The equity markets continued to roll in the second quarter, as the broader market and specifically the tech sector led the rally. Gains were driven by spectacular earnings from some of the largest U.S. companies, as well as moderation in several inflation indicators. Apple and Nvidia alone accounted for 23% and 37% of the return in the S&P 500 during the quarter. Overall, the S&P 500 experienced the strongest half to an election year since 1944 and reached a new all-time high on June 18th, all occurring while the Fed Funds rate has been held at 5.25-5.50% for a year, the highest level since 2001. While high in relative terms, the rate is only slightly above the average terminal Fed Funds rate of approximately 4.00% that we have seen historically. We remain cautious in recommending equities on a broad scale, as we will need to see economic results, inflation statistics and company earnings continue to exceed already high expectations to sustain the new high levels. We see the largest threat to the market as really anything that threatens the largest of large cap stocks, as they are guiding the ship. Further adding to positive news for the quarter, the U.S. unemployment rate dropped to 4% in May, the lowest reading since January 2022. Also positive was the fact that the Fed balance sheet is down to $7.2T from $9.0T in 2022. Alternatively, signs of caution have popped up. Personal household debt levels, especially credit card debt, have reached a record high, while personal savings rates have declined. The yield curve also remains inverted since July 2022. So prudence while investing and allocating investments is of utmost importance this year.

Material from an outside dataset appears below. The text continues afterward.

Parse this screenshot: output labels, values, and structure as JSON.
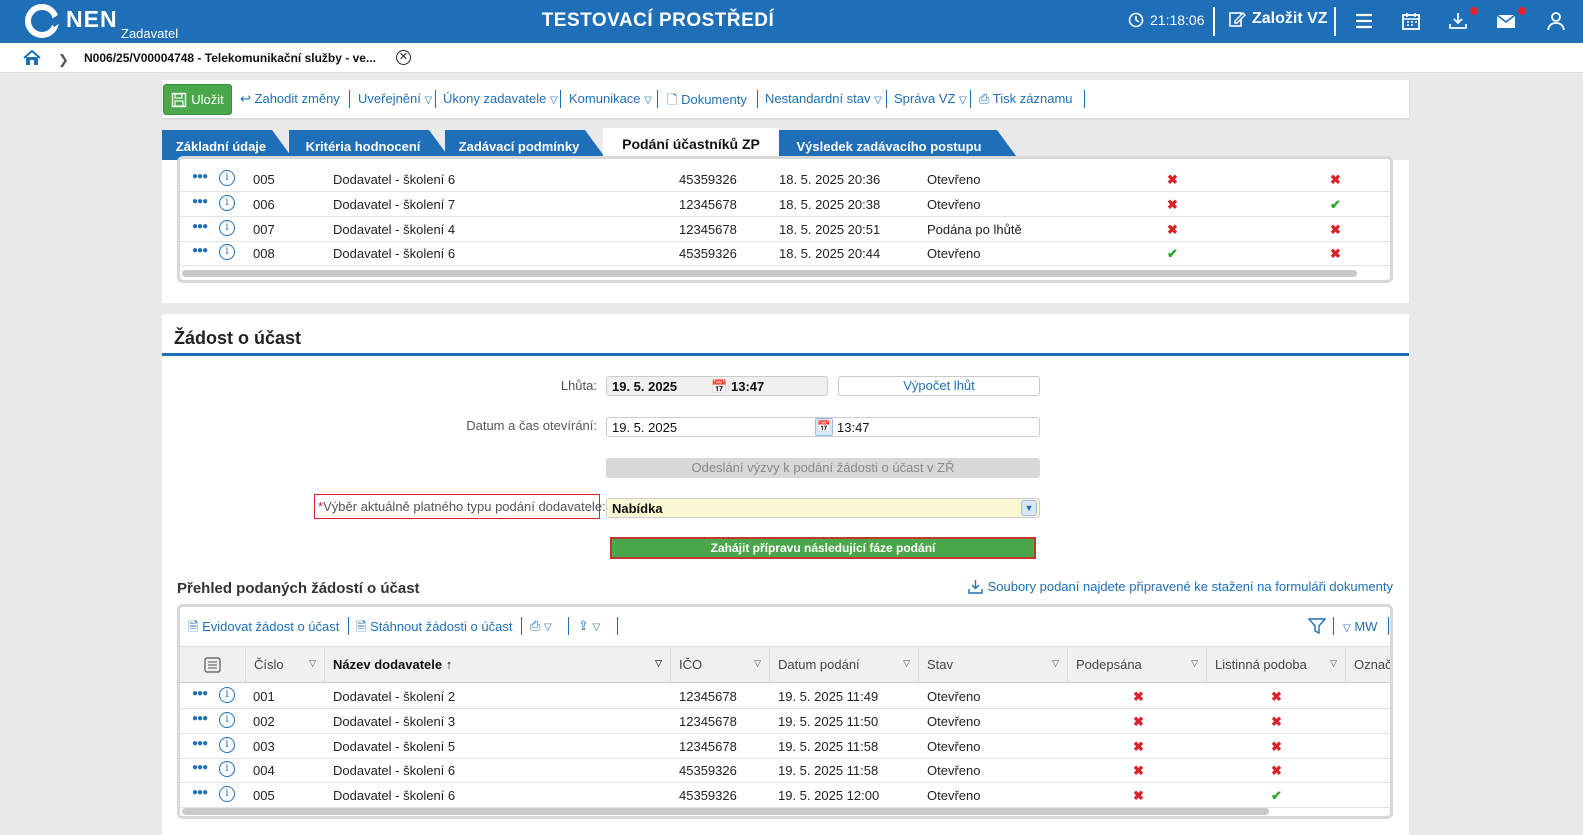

Major U.S. stocks posted gains for the quarter, as the S&P500 rose 4.3%. The tech heavy NASDAQ continued to lead all indices with a gain of 8.1% in Q2. The DJ Industrial Average dropped -1.3% in the quarter. Internationally, the EAFE pulled back slightly, falling -0.4%. Fixed Income, measured by the Bloomberg U.S. Aggregate Bond index was essentially flat, gaining just 0.1%. U.S Treasuries continued to remain inverted slightly, as the 2-yr ended the quarter at 4.77%, while the 10-yr ended at 4.48%. Gold ended the quarter up slightly 2.7%, with a solid 21.1% gain for the first half of 2024. Crude oil provided some welcomed relief in the quarter, pulling back -21.4%, now up just 4.0% for the year. The average stock in Morningstar’s coverage universe ended the quarter trading 3% above fair market value. The only two sector valuations that ended the quarter below fair market value were Real Estate trading 12% below and Basic Materials ending 8% below. Technology and Communication Services traded to end the quarter at 9% and 6% overvalued respectively. All remaining sectors ended the quarter trading slightly above or below fair market value1. The current P/E ratio of 29.01 for the S&P500 continues to give us pause, now representing a valuation that is 81% over the historic average.
The next half of the year may bring about significant changes to the political environment in America. Please stay tuned to any modifications on market conditions, as we constantly adjust our outlook to markets and sectors based upon current events and outlooks. We look forward to navigating the equity and bond markets for our clients, while continually earning your business, your referrals and your respect.